During germ cell migration and maturation, however, the somatic status of
imprinted genes is progressively erased
(Yamazaki et al., 2003
), and
EG cells isolated at various stages of migration retain some of these
differences, such as the reduced methylation of many imprinted genes,
including H19 and Snrpn
(Hajkova et al., 2002
). The
analysis of mouse PGCs at E10.5 suggests that methylation erasure has already
begun by this time, as supported by studies of the expression of imprinted
genes (Yamazaki et al., 2003
).
This study showed that imprinted genes, such as H19 and
Snrpn, exhibit imprinted (somatic) expression patterns in E9.5 PGCs,
but by E10.5 have switched to a bi-allelic mode of expression
(Yamazaki et al., 2003
).
Because the genes expressed in ES cells exhibit somatic imprinting patterns
(Geijsen et al., 2004
), their
change in imprinting status suggests that if ES cells are derived from germ
cells, this derivation must occur before E9.5.
There is a paucity of known molecular markers that distinguish early germ
cells from other pluripotent cells of the early embryo. One marker, Tnap, is
strongly expressed by early germ cells and by ES cells, but is weakly
expressed by the epiblast and other surrounding embryonic cells
(Chiquoine, 1954;
Ginsburg et al., 1990
). Two
new markers for early germ cells, fragilis (Ifitm3 - Mouse Genome Informatics)
and Dppa3 (also know as stella or PGC7), have recently been identified that
allow the better separation of early germ cell precursors from their
differentiated neighboring cells (Saitou
et al., 2002
). Dppa3 is expressed in pre-implantation embryos and
in germ cells (Sato et al.,
2002
) and has recently been reported to have a role as a maternal
transcript in preimplantation embryonic development
(Bortvin et al., 2004
).
Dppa3-positive cells show increased expression of fragilis and remain positive
for Tnap (Akp2 - Mouse Genome Informatics) and Oct4
(Saitou et al., 2002
). Once
Dppa3-positive PGCs start to migrate, they begin to express additional
markers, such as steel factor receptor, followed by markers of more mature
germ cells, such as murine vasa homolog (MVH; Ddx4 - Mouse Genome Informatics)
(Saitou et al., 2002
).
Several recent reports describing the differentiation of mouse ES cells
into cells that express markers of mature male and female germ cells
(Geijsen et al., 2004;
Hubner et al., 2003
;
Toyooka et al., 2003
) are
important for our understanding of the origin of ES cells. In each of these
reports, germ cell markers were expressed by ES cells themselves, including
those, such as Dppa3, that help distinguish germ cells from primitive ectoderm
(Table 1). Only the expression
of more mature germ cell markers (such as MVH) enabled in vitro-derived germ
cells to be distinguished from ES cells themselves. In one study that examined
the differentiation of human ES cells into germ cells
(Clark et al., 2004
), the
expression of each of eight genes that are characteristic of early germ cells
was detected in human ES cells, but the expression of each of six genes that
are characteristic of later germ cells was not detected, strongly suggesting
that the expression of the early germ cell-genes was not merely a result of
the broadly `leaky' transcription that is often attributed to ES cells. Using
immunocytochemistry, it was also shown that most individual human ES cells in
a population express the early germ cell markers stella related (STELLAR) and
deleted in azoospermia-like (DAZL), indicating that a minor subset of randomly
differentiating cells in a mixed population is not responsible for the
expression of germ cell markers in ES cell cultures. Importantly, it was also
shown that at least one germ cell-specific gene, DAZL, was expressed
by human ES cells but not by human ICM. The existing gene expression data,
then, are consistent with the idea that the closest in vivo equivalent to ES
cells is not the ICM or primitive ectoderm, but an early germ cell.

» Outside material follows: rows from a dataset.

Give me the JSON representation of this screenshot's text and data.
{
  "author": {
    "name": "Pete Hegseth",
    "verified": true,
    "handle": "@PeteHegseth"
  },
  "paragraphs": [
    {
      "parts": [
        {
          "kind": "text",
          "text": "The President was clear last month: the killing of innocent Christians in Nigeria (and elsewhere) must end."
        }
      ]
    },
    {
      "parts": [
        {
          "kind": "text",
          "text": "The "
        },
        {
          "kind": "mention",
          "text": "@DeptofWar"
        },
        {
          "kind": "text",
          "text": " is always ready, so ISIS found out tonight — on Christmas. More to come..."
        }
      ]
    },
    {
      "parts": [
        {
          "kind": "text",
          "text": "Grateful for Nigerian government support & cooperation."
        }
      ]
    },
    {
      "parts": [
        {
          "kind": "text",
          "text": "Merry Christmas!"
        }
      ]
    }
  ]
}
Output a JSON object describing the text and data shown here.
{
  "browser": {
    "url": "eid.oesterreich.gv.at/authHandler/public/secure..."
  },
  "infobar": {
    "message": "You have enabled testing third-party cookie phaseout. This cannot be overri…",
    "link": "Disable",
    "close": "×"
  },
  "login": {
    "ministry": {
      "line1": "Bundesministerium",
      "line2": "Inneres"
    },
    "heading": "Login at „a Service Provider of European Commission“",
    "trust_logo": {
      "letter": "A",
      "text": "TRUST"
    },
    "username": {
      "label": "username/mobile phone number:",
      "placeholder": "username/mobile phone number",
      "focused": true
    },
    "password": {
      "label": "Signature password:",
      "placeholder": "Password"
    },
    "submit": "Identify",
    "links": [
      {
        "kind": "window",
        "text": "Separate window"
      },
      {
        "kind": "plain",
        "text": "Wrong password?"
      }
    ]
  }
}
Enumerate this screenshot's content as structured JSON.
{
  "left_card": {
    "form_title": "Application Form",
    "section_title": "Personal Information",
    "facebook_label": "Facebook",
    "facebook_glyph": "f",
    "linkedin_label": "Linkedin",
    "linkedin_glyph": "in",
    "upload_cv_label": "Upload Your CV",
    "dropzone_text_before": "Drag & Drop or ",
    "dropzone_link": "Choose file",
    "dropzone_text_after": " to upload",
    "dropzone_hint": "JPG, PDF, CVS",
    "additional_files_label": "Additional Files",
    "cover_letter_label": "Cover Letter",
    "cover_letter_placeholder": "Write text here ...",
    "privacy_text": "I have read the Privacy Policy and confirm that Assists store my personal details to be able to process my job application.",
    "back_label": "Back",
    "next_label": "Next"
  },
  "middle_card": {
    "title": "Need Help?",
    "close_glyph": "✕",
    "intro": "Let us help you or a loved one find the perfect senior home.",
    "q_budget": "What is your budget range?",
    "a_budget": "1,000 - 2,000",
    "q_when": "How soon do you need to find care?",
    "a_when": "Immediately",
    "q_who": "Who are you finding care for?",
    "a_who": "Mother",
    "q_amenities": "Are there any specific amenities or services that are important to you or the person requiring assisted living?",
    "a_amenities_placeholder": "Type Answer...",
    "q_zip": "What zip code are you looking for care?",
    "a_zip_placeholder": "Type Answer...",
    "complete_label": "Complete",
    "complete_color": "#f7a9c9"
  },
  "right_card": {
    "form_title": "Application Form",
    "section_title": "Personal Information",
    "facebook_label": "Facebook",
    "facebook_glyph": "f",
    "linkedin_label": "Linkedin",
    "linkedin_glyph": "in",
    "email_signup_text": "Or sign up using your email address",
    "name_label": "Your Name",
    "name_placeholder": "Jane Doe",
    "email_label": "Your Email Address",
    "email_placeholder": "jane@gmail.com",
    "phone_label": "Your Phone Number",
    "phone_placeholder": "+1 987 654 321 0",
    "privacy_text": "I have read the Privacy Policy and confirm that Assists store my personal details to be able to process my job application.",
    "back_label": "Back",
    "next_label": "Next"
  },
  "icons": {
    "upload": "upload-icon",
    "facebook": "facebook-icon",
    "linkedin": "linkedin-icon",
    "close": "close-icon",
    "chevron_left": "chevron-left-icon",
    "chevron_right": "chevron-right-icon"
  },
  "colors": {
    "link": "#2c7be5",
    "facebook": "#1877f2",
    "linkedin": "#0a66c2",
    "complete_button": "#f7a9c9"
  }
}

Some of the properties of ES cells, however, suggest that they are not
merely the equivalent of early germ cells. For example, the earliest PGCs do
not self-renew for prolonged periods of time, but instead begin a series of
maturation steps, beginning with germ cell migration and ending in the highly
specialized development of sperm or egg
(Wylie, 1999). Although ES
cells can differentiate into more mature germ cells in vitro, they do so
relatively inefficiently. Indeed, the ability to colonize the germline of
chimeras is one of the most easily lost properties of ES cells. If ES cells
most closely represent early germ cells, it is unclear why they are not better
at giving rise to more mature germ cells. In addition, isolated PGCs have
never been demonstrated to contribute to chimeras when injected into
blastocysts, so an exact equivalence to ES cells is unlikely.
Because a comprehensive and comparative analysis of the transcriptomes of isolated ICM, primitive ectoderm and early germ cells has not yet been reported, it is not yet clear how much the particular repertoire of genes expressed by ES cells represents an early germ cell, another specific in vivo cell type, a response to the tissue culture environment, or a combination of all three. If the ICM and primitive ectoderm are inherently heterogeneous, transcriptome analysis may need to be carried out at the single-cell level to ultimately understand these relationships. However, at the moment, the greatest concordance of known markers appears to be between ES cells and early germ cells.
Conclusions
We hypothesize that ES, EC and EG cells represent a family of related pluripotent cell lines, whose common properties reflect a common origin from germ cells (Fig. 2). Although a more detailed transcriptional analysis could ultimately refute the proposed relationship between ES cells and early germ cells, we hope this idea will at least help to stimulate a healthy re-evaluation of what is actually being studied when ES cells differentiate in vitro.
|
Another implication of our hypothesis is that when looking for evolutionary
clues to understand the pluripotent state, the comparative germ cell
literature will be the most instructive. In a species such as the zebrafish,
which has a germ plasm that strictly separates germ cells from somatic cells,
it makes sense that pluripotent cell lines that can contribute to the germline
in chimeras (Ma et al., 2001)
would have to be derived from germ line-lineage cells.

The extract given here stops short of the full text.